Запись восьмидесятая. Добиться у поэта откровений

3.12.2004 … на "Автографе" – два героя: Владимир Казин  и представление книги одного военного (покойного), оставившего рукопись о своей жизни. Племянница записки оформила в виде книги, предварительно издала за счет спонсорства отдельные отрывки - новелки, а сейчас мечтает издать всю книжку, но нет спонсора. Пришла в надежде получить от нас поддержку.

Вообще, ситуация, напоминающая мою «повесть», но я не думаю о книге на всеобщее обозрение, с меня достаточно, чтобы она была в двух экз. для сыновей – история семьи. Да, со временем это будет представлять ценность и для других – свидетельство примет времени, изнутри, от имени какой-то ячейки (семьи), с особенностями быта именно этого слоя… Но это со временем, а сейчас – навряд ли у такой книги будет много читателей.

А вот Казин Владимир Николаевич свалился, как снег на голову. Прихожу – лежит кипа очень приличных акварелей: пейзажей, цветов в вазах и каких-то сюрреалистических мотивов. Очень тонкие, легкие, много неба, воздух хорошо чувствуется – в общем, довольно талантливо написанные вещи, но Владимир Николаевич представился, как человек, пишущий стихи. Книжку раскрыл с названием (ни много, ни мало) «Параллельные миры», стал читать. Уже со второго стихотворения стало ясно – уровень Анатолия Киприяновича, правда с уклоном в пейзажную лирику.

Потом пошли отзывы: Вайнштейн – «понравились, но много незаконченных, недоработанных», Оля Шабанова: «Понравились, природа – хорошо». И еще были отзывы хвалебные. Ну и я, конечно: «Не понравились!» Зачитала одну строфу – рифмы какие попало, размер  еще хуже, на тему «Мы на лодочке катались».
 
Казин из Северска, его Татьяна привезла, он брат её мужа. Она ко мне с пиететом («всегда жду вашего отзыва») так отреагировала: «Мы видели, что вам они не нравятся». Казин засмущался – мол, я понимаю, что мои стихи очень несовершенны, меня рифма не интересует, я и не задаюсь над нею работать .
Ну, да, есть созвучие: «ела-пошла» - и ладно. А что тогда стихами называть? Ну ладно бы верлибр - хотя вот чего я не понимаю – нерифмованные стихи, но у него же не верлибр, наоборот - видны попытки ритма и рифма, но не больше. А главное – те чувства, что вроде бы хочет передать автор – так поверхностны, что совершенно не задевают мои чувства. Я ему не сопереживаю, равнодушна, а значит – мне не интересно.
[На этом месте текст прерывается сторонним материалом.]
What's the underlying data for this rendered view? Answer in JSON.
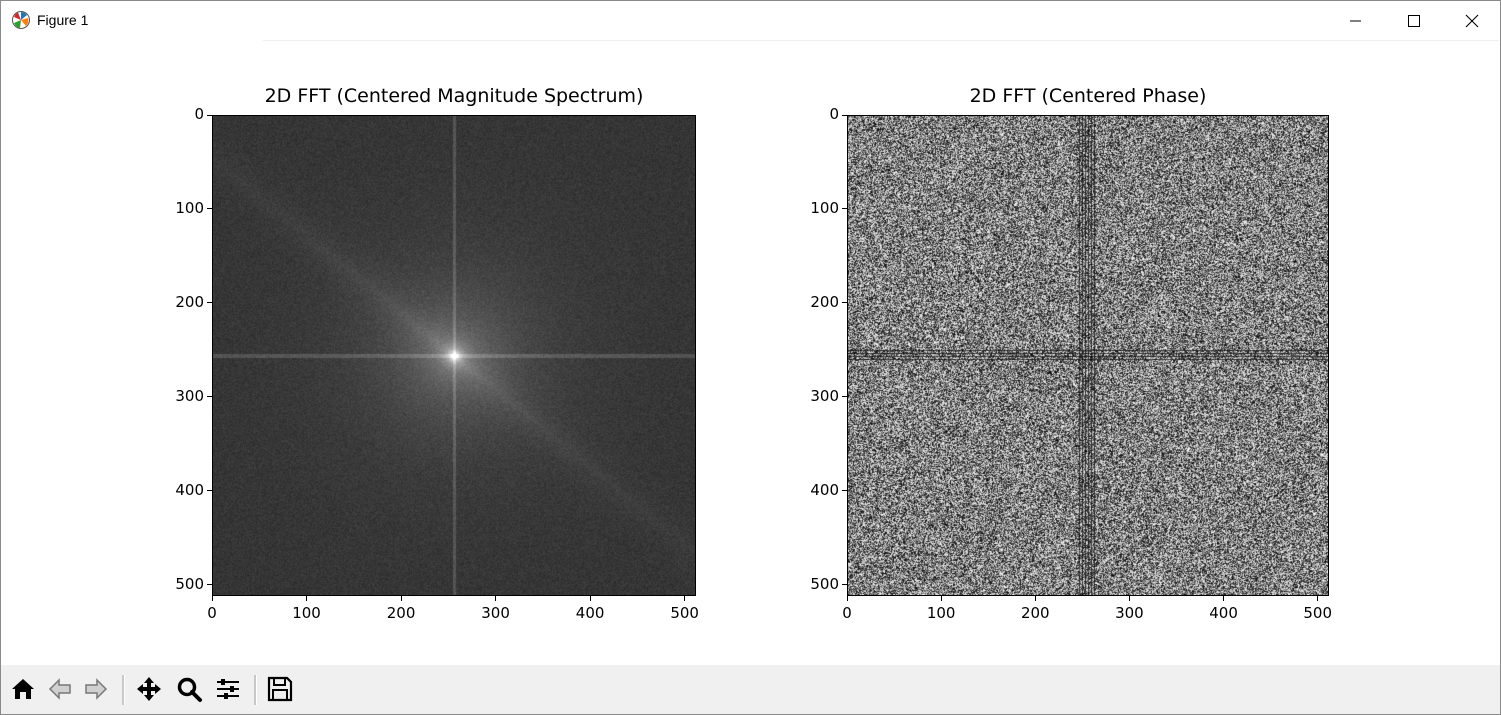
{
  "window": {
    "title": "Figure 1",
    "icon": "matplotlib-logo-icon",
    "controls": [
      "minimize-icon",
      "maximize-icon",
      "close-icon"
    ]
  },
  "toolbar": {
    "buttons": [
      {
        "name": "home",
        "icon": "home-icon"
      },
      {
        "name": "back",
        "icon": "arrow-left-icon"
      },
      {
        "name": "forward",
        "icon": "arrow-right-icon"
      },
      {
        "name": "pan",
        "icon": "move-icon"
      },
      {
        "name": "zoom",
        "icon": "magnifier-icon"
      },
      {
        "name": "configure-subplots",
        "icon": "sliders-icon"
      },
      {
        "name": "save",
        "icon": "floppy-disk-icon"
      }
    ]
  },
  "chart_data": [
    {
      "type": "heatmap",
      "title": "2D FFT (Centered Magnitude Spectrum)",
      "colormap": "gray",
      "x_ticks": [
        "0",
        "100",
        "200",
        "300",
        "400",
        "500"
      ],
      "y_ticks": [
        "0",
        "100",
        "200",
        "300",
        "400",
        "500"
      ],
      "xlim": [
        0,
        512
      ],
      "ylim": [
        512,
        0
      ],
      "xlabel": "",
      "ylabel": ""
    },
    {
      "type": "heatmap",
      "title": "2D FFT (Centered Phase)",
      "colormap": "gray",
      "x_ticks": [
        "0",
        "100",
        "200",
        "300",
        "400",
        "500"
      ],
      "y_ticks": [
        "0",
        "100",
        "200",
        "300",
        "400",
        "500"
      ],
      "xlim": [
        0,
        512
      ],
      "ylim": [
        512,
        0
      ],
      "xlabel": "",
      "ylabel": ""
    }
  ]
}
Вообще, я в восприятии стихов, конечно, вампир. Мне от них нужна энергия: взволновалась услышанным – все, это мое: благодарность в душе, уже и автора люблю за доставленное удовольствие, за волнение (пусть это будет переживание даже горечи, трагедии), а все равно – я получила  импульс движения (или наоборот - ощущение покоя, отрешение от всех забот, как от музыки). Короче – я испытала что-то необыденное (может быть - дыхание «тех миров», лучших, куда мы все хотим, рай?), и даже не редко подступившие от счастья слезы…
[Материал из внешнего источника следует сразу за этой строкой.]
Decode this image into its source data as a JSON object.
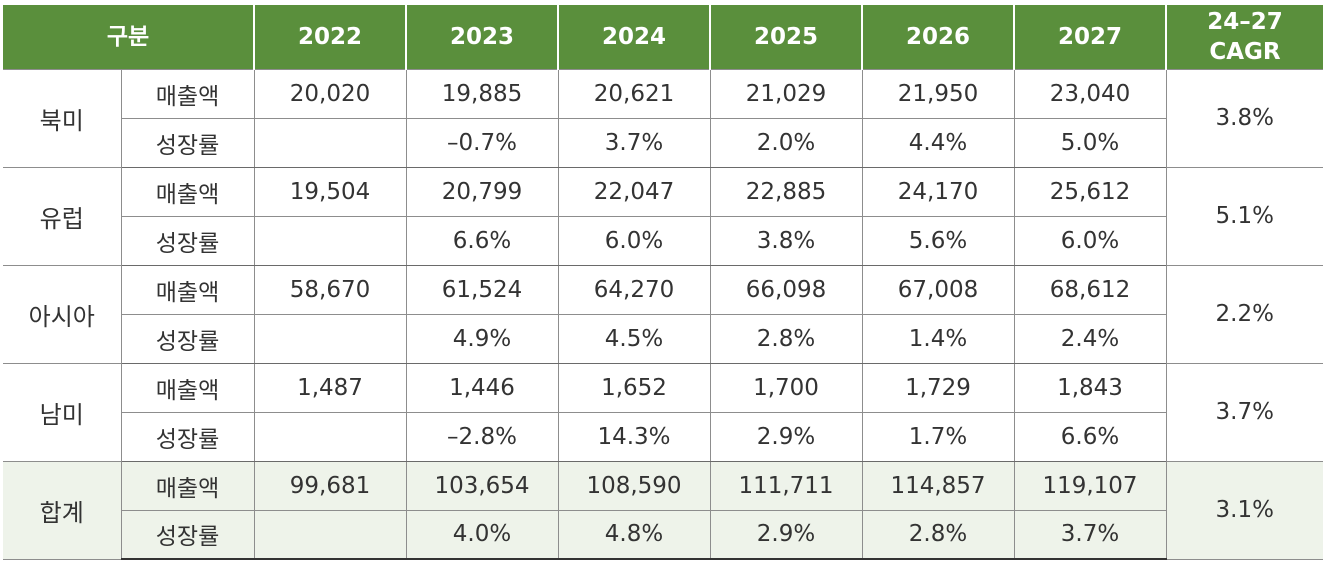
{
  "header": {
    "category": "구분",
    "years": [
      "2022",
      "2023",
      "2024",
      "2025",
      "2026",
      "2027"
    ],
    "cagr_line1": "24–27",
    "cagr_line2": "CAGR"
  },
  "metric_labels": {
    "sales": "매출액",
    "growth": "성장률"
  },
  "regions": [
    {
      "name": "북미",
      "sales": [
        "20,020",
        "19,885",
        "20,621",
        "21,029",
        "21,950",
        "23,040"
      ],
      "growth": [
        "",
        "–0.7%",
        "3.7%",
        "2.0%",
        "4.4%",
        "5.0%"
      ],
      "cagr": "3.8%"
    },
    {
      "name": "유럽",
      "sales": [
        "19,504",
        "20,799",
        "22,047",
        "22,885",
        "24,170",
        "25,612"
      ],
      "growth": [
        "",
        "6.6%",
        "6.0%",
        "3.8%",
        "5.6%",
        "6.0%"
      ],
      "cagr": "5.1%"
    },
    {
      "name": "아시아",
      "sales": [
        "58,670",
        "61,524",
        "64,270",
        "66,098",
        "67,008",
        "68,612"
      ],
      "growth": [
        "",
        "4.9%",
        "4.5%",
        "2.8%",
        "1.4%",
        "2.4%"
      ],
      "cagr": "2.2%"
    },
    {
      "name": "남미",
      "sales": [
        "1,487",
        "1,446",
        "1,652",
        "1,700",
        "1,729",
        "1,843"
      ],
      "growth": [
        "",
        "–2.8%",
        "14.3%",
        "2.9%",
        "1.7%",
        "6.6%"
      ],
      "cagr": "3.7%"
    },
    {
      "name": "합계",
      "sales": [
        "99,681",
        "103,654",
        "108,590",
        "111,711",
        "114,857",
        "119,107"
      ],
      "growth": [
        "",
        "4.0%",
        "4.8%",
        "2.9%",
        "2.8%",
        "3.7%"
      ],
      "cagr": "3.1%"
    }
  ],
  "colors": {
    "header_bg": "#5a8f3c",
    "total_row_bg": "#eef3ea"
  }
}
Почему мы это испытываем? Говорят о биохимических процессах, центрах наслаждения… Но почему они, эти процессы и центры, - запускаются прекрасными стихами, музыкой, картиной, да даже проникновенной страстной речью?
И вот тут для меня доказательство – есть, есть где-то что-то такое, что изначально существует, и куда нас время от время впускают, и восприятие чего заложено в нас изначально, но очень глубоко.
Кому-то везет, когда его глубина восприятия – не большая, и уже с рождения человек может «ловить» это, а у кого-то так глубоко, несчастных, что может и за всю жизнь не даст о себе знать.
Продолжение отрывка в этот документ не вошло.